Hence, we have developed fifteen machine/deep learning models to identify security discussions from developer discussions (GitHub issues and Stack Overflow posts) of microservice systems. Our results show that DeepM1, a deep learning model, performs the best. On average, the developed machine/deep learning models could achieve 84.86% precision, 72.80% recall, 77.89% F1-score, 83.75% AUC, and 82.77% G-mean. We further solicited microservices practitioners’ perception of the usefulness of the results produced by DeepM1 through another survey (i.e., validation survey). The respondents to the validation survey acknowledged that the security discussions detected by DeepM1 could have promising applications in practice. Notably, the security discussions can help practitioners make informed security decisions in the future or refine the existing sub-optimum security decisions and identify security-critical issues (e.g., security bugs, security mistakes, etc.) faster in microservices systems.

We plan to apply our models to a range of commercial microservices systems in the future.
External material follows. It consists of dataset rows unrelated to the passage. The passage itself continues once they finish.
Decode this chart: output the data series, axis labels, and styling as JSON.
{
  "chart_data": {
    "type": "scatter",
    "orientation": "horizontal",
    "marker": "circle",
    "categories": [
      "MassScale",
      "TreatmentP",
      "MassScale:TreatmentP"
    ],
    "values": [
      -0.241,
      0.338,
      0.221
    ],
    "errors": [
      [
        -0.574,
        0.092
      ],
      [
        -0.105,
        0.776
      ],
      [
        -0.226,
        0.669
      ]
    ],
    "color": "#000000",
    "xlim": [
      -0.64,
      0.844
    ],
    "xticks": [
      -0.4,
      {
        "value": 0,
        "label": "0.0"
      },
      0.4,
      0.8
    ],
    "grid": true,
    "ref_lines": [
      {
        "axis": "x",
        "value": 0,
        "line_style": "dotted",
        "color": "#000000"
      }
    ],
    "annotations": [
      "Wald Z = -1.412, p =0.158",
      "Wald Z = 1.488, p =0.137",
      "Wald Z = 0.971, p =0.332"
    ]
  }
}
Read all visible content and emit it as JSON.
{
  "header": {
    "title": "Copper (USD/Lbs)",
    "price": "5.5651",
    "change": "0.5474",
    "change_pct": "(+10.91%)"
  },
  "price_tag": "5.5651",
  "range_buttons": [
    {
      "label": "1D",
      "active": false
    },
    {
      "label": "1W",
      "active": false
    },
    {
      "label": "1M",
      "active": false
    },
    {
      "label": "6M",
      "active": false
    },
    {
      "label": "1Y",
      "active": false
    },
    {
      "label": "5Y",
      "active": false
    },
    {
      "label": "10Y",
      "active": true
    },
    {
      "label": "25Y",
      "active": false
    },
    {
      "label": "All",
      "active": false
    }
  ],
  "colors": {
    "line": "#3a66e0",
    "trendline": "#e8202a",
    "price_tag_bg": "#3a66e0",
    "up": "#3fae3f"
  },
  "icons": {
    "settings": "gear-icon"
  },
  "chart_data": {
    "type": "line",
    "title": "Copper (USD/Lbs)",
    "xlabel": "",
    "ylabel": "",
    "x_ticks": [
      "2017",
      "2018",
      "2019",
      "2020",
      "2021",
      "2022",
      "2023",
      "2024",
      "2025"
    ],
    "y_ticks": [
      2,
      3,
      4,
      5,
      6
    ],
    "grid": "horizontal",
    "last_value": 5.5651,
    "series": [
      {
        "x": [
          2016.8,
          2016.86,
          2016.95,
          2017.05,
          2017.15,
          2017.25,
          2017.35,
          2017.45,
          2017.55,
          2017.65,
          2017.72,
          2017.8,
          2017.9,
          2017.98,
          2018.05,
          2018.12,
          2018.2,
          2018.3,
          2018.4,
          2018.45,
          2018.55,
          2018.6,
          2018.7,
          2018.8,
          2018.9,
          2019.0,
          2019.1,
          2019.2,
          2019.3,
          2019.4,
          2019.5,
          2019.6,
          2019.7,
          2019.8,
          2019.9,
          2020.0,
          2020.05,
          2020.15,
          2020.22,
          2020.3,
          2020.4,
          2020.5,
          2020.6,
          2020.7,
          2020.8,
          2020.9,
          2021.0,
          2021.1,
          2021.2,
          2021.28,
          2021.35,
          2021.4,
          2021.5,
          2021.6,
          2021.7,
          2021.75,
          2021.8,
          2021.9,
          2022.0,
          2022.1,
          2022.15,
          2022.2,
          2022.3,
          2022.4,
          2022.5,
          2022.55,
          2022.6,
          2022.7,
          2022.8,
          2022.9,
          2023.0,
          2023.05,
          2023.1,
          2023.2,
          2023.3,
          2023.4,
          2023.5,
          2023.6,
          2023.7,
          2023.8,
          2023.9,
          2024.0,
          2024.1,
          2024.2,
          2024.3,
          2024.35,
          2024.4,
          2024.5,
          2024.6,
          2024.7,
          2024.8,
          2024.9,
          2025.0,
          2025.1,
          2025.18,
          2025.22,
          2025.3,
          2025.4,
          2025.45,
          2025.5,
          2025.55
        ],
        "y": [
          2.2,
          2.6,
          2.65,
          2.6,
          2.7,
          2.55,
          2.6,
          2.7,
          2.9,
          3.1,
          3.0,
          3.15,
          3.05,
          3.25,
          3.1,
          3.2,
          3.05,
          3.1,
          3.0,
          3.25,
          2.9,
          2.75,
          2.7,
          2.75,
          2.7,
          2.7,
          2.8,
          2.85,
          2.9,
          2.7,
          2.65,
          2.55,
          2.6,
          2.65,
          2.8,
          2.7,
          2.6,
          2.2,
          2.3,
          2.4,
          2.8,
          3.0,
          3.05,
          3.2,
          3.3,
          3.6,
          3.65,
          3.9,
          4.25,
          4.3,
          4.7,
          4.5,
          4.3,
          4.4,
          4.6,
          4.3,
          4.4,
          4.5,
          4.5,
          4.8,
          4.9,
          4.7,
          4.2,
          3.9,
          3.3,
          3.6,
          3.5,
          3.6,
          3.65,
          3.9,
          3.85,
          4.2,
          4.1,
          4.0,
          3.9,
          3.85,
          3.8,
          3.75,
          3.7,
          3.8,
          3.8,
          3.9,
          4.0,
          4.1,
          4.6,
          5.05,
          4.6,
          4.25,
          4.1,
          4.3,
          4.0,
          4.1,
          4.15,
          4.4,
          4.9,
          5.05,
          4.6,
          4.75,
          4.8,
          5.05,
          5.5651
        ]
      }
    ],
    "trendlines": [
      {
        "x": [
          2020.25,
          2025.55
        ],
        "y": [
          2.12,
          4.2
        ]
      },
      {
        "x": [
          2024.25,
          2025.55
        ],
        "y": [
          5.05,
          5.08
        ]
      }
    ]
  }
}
We also intend to qualitatively analyze security discussions to build an evidence-based knowledge about best security practices for microservices systems. Further to this, we aim to extend our models to identify and classify the types of security decisions in developer discussions.


We would like to thank all the practitioners who participated in the surveys. This work is partially sponsored by the National Key R&D Program of China with Grant No. 2018YFB1402800.